Authors: Eetu Haapamäki, Juho Mikkola, Markus Hirsimäki and Mourad Oussalah.
This is the research summary:
This study examines how social network based approach can be applied in order to mine the security oriented discussions in Suomi24 online forum. The approach employs a student survey questionnaire to collect a dictionary related to Finland national security. In subsequent analysis, the vocabulary terms are mapped to Suomi24 corpus in order to construct the associated social network analysis that quantifies the dependency among the various vocabulary terms. Especially, the analysis of the dynamic variation of the network topology would enable the decision-maker to devise appropriate communication scheme to maximize intervention in the public sphere and reach a wider audience. Besides, a parser that finds the keywords from VeRticalzed text data format is developed to aid the construction of the underlined social network.
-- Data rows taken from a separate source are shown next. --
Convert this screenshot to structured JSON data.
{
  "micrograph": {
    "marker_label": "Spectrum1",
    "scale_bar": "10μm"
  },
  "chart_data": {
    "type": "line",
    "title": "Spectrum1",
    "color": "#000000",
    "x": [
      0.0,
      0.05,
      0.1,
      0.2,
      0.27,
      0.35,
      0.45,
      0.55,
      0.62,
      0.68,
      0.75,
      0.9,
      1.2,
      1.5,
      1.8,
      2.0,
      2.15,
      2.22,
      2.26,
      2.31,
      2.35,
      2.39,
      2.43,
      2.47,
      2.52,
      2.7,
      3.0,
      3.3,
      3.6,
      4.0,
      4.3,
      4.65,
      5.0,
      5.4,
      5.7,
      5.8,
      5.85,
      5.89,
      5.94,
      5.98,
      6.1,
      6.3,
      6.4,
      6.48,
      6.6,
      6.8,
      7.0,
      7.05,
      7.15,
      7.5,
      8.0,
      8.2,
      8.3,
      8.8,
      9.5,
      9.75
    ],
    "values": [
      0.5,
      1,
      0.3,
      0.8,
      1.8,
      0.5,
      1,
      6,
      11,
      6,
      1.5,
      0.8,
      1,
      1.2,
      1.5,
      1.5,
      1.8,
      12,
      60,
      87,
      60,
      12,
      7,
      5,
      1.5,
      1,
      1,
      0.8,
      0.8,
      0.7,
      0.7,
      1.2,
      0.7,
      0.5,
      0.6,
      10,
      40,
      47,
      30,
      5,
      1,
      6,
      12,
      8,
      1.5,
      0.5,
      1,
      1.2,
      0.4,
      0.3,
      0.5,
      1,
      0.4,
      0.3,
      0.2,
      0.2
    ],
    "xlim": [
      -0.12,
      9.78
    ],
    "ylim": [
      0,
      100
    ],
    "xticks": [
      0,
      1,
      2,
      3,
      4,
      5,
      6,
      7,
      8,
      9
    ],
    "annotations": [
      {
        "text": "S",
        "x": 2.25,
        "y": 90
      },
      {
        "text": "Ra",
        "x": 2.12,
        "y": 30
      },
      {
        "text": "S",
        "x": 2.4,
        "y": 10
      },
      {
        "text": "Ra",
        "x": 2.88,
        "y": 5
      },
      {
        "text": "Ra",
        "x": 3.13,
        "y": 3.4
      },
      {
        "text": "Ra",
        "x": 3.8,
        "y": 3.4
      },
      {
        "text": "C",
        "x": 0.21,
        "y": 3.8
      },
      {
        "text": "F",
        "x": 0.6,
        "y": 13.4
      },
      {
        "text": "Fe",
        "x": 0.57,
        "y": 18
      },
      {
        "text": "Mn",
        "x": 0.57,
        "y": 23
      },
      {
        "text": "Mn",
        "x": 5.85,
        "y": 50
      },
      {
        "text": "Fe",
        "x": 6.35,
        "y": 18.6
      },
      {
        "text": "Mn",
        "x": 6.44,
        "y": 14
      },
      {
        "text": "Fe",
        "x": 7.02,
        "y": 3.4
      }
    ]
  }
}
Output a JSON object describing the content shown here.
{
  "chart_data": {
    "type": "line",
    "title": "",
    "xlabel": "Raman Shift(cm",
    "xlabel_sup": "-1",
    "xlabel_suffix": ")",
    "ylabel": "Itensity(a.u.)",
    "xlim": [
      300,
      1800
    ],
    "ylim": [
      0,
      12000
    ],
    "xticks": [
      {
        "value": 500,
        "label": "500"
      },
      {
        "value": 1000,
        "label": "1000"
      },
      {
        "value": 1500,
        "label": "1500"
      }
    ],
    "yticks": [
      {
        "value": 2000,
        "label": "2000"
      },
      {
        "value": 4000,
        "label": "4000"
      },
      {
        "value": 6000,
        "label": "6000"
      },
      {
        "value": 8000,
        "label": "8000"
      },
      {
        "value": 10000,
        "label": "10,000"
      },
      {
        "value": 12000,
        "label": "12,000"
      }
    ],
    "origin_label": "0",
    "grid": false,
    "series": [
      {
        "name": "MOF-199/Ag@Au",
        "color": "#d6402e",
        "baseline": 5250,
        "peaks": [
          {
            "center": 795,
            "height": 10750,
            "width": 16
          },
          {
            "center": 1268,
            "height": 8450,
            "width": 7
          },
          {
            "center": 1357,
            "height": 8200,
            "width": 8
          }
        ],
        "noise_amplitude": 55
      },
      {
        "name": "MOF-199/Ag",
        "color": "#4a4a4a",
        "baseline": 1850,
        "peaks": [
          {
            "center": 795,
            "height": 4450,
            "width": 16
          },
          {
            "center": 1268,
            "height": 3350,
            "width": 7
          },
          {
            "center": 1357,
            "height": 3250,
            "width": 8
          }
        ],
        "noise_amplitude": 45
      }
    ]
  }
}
Improving Youngsters’ Resilience Through Video Game-Based Interventions
Vietnam Journal of Computer Science14 Apr 2020 - OPEN ACCESS
Radicalization, as a violent form of extremism, is a growing problem for Europe. Currently, it is possible to find extreme ideologies regarding almost every topic such as religion, politics or sports. This problem, which ranges from personal identity conflicts to complex societal issues, has an impact on several people every day, especially on youngsters. To confront this situation, the European Union found several initiatives, as a way to face this problem from a scientific perspective. Some of these initiatives face the problem trying to reduce radicalization by working on personal and social skills through education, in such a way the youngster’s resilience is improved. This paper aims to present YoungRes, a European project whose goal is to improve the resilience of youngsters. To do so, it unifies an already created intervention — named Fortius — through the inclusion of video games in the learning process. This paper describes both: (1) how the Fortius program is modified to allow video games sessions and (2) the software architecture designed to allow students and educators to participate in YoungRes project. Finally, different suggestions to include in future versions of the game are discussed.